5 votes

Study: Magicians’ priming techniques are effective at influencing choice

3 comments

  1. skybrian
    Link
    From the article: [...]

    From the article:

    Pailhès and her co-author, Gustav Kuhn, recruited 90 volunteers and randomly allocated them to two groups: one group who watched a live performance of the experiment, and one who watched a videotaped version. Pailhès performed the priming herself, using Brown's method to focus on the number of the card she wished the participants to choose (three) and the suit (diamonds). Rather than doing so in the lab, she sat at a table in the Goldsmith cafeteria, facing the subjects, and had them either watch her for instructions, or watch a video of her delivering the same instructions on a laptop with headphones.

    [...]

    The authors found that 17.8 percent of the subjects chose the three of diamonds, while 38.9 percent chose a three (among all four suits) and 33.3 percent chose a diamond (among all available cards in that suit).

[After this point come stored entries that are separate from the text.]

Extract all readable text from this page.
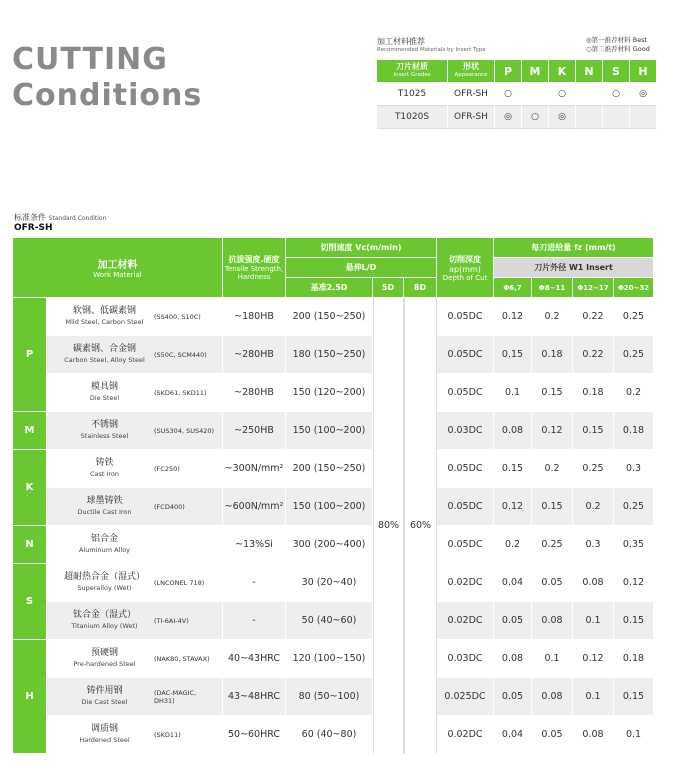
CUTTING
Conditions
加工材料推荐
Recommended Materials by Insert Type
◎第一推荐材料 Best
○第二推荐材料 Good
刀片材质
Insert Grades	形状
Appearance	P	M	K	N	S	H
T1025	OFR-SH	○		○		○	◎
T1020S	OFR-SH	◎	○	◎			
标准条件 Standard Condition
OFR-SH
加工材料
Work Material		抗拔强度.硬度
Tensile Strength,
Hardness	切削速度 Vc(m/min)			切削深度
ap(mm)
Depth of Cut	每刃进给量 fz (mm/t)			
			悬伸L/D				刀片外径 W1 Insert			
			基准2.5D	5D	8D		Φ6,7	Φ8~11	Φ12~17	Φ20~32
P	软钢、低碳素钢
Mild Steel, Carbon Steel
(SS400, S10C)	~180HB	200 (150~250)	80%	60%	0.05DC	0.12	0.2	0.22	0.25

	碳素钢、合金钢
Carbon Steel, Alloy Steel
(S50C, SCM440)	~280HB	180 (150~250)			0.05DC	0.15	0.18	0.22	0.25

	模具钢
Die Steel
(SKD61, SKD11)	~280HB	150 (120~200)			0.05DC	0.1	0.15	0.18	0.2
M	不锈钢
Stainless Steel
(SUS304, SUS420)	~250HB	150 (100~200)			0.03DC	0.08	0.12	0.15	0.18
K	铸铁
Cast Iron
(FC250)	~300N/mm²	200 (150~250)			0.05DC	0.15	0.2	0.25	0.3

	球墨铸铁
Ductile Cast Iron
(FCD400)	~600N/mm²	150 (100~200)			0.05DC	0.12	0.15	0.2	0.25
N	铝合金
Aluminum Alloy	~13%Si	300 (200~400)			0.05DC	0.2	0.25	0.3	0.35
S	超耐热合金（湿式）
Superalloy (Wet)
(LNCONEL 718)	-	30 (20~40)			0.02DC	0.04	0.05	0.08	0.12

	钛合金（湿式）
Titanium Alloy (Wet)
(TI-6AI-4V)	-	50 (40~60)			0.02DC	0.05	0.08	0.1	0.15
H	预硬钢
Pre-hardened Steel
(NAK80, STAVAX)	40~43HRC	120 (100~150)			0.03DC	0.08	0.1	0.12	0.18

	铸件用钢
Die Cast Steel
(DAC-MAGIC, DH31)	43~48HRC	80 (50~100)			0.025DC	0.05	0.08	0.1	0.15

	调质钢
Hardened Steel
(SKD11)	50~60HRC	60 (40~80)			0.02DC	0.04	0.05	0.08	0.1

Subjects most commonly chose the three of diamonds, followed by the three of hearts. As a control, the experiment was repeated by having participants watch a video of the same performer (Pailhès) and script, minus any priming gestures. Subjects chose the three of diamonds, or a three, significantly more often with the priming than without, or in a random distribution. Choosing a diamond alone showed no statistically significant difference between priming, no priming, and a random distribution.

    Of those subjects (16) who chose the three of diamonds, just three of them reported knowing the reason for their choice. Similarly, only seven of the 35 participants who chose a three card said they knew the reason for their choice—and even then, only three of those seven subjects specifically mentioned the performer's gestures. The others said they chose it randomly, or came up with a confabulation to explain their choice—for instance, "I always seem to count in threes," or because it was their favorite number. "Our results dovetail findings from the choice blindness literature, which illustrates that people often do not know the real reason for their choice," the authors wrote.

    3 votes
  2. [2]
    balooga
    Link
    I love Derren Brown as a performer, he's charismatic and quick on his feet, and comes across as a savant. That's his shtick. The thing about Derren Brown is he'll wow an audience and then...

    I love Derren Brown as a performer, he's charismatic and quick on his feet, and comes across as a savant. That's his shtick. The thing about Derren Brown is he'll wow an audience and then "explain" that the trick was merely a gifted brain and lifetime of study of neuro-linguistic programming, applied psychology, hypnosis, or other mumbo jumbo. But the fact is, all of that is just a veneer over some rather pedestrian magicianship of the sort others have been practicing for centuries.

    Every time you watch Derren Brown "influence" someone to make a choice, you're being hoodwinked. He either forces the choice with conventional sleight-of-hand, or is only showing you the take that went well, while the other 51 takes ended up on the cutting room floor. I don't say that to cheapen what he does... he's an incomparable talent. But his methods usually stray far afield from the explanations he offers in his act. I'd say it's downright bad science to try to validate his "techniques" in a study, and then blame the researcher's own poor results on her not being as expert as he.

    1 vote
    1. skybrian
      (edited )
      Link Parent
      I think you're approaching it the wrong way. Although inspired by his work, the study neither proves nor disproves anything about how Derrin Brown actually does anything, and it doesn't show that...

      I think you're approaching it the wrong way. Although inspired by his work, the study neither proves nor disproves anything about how Derrin Brown actually does anything, and it doesn't show that it always works, but it does seem to indicate that you shouldn't need 51 takes to get similar results, but something more like 6 takes.

      How much that can be improved on is speculation, not science, but scientists are allowed to speculate. When reading a scientific paper, you want to look at what the experiment actually did. The results aren't poor, they are just what she found. Someone else can try it and see how they do.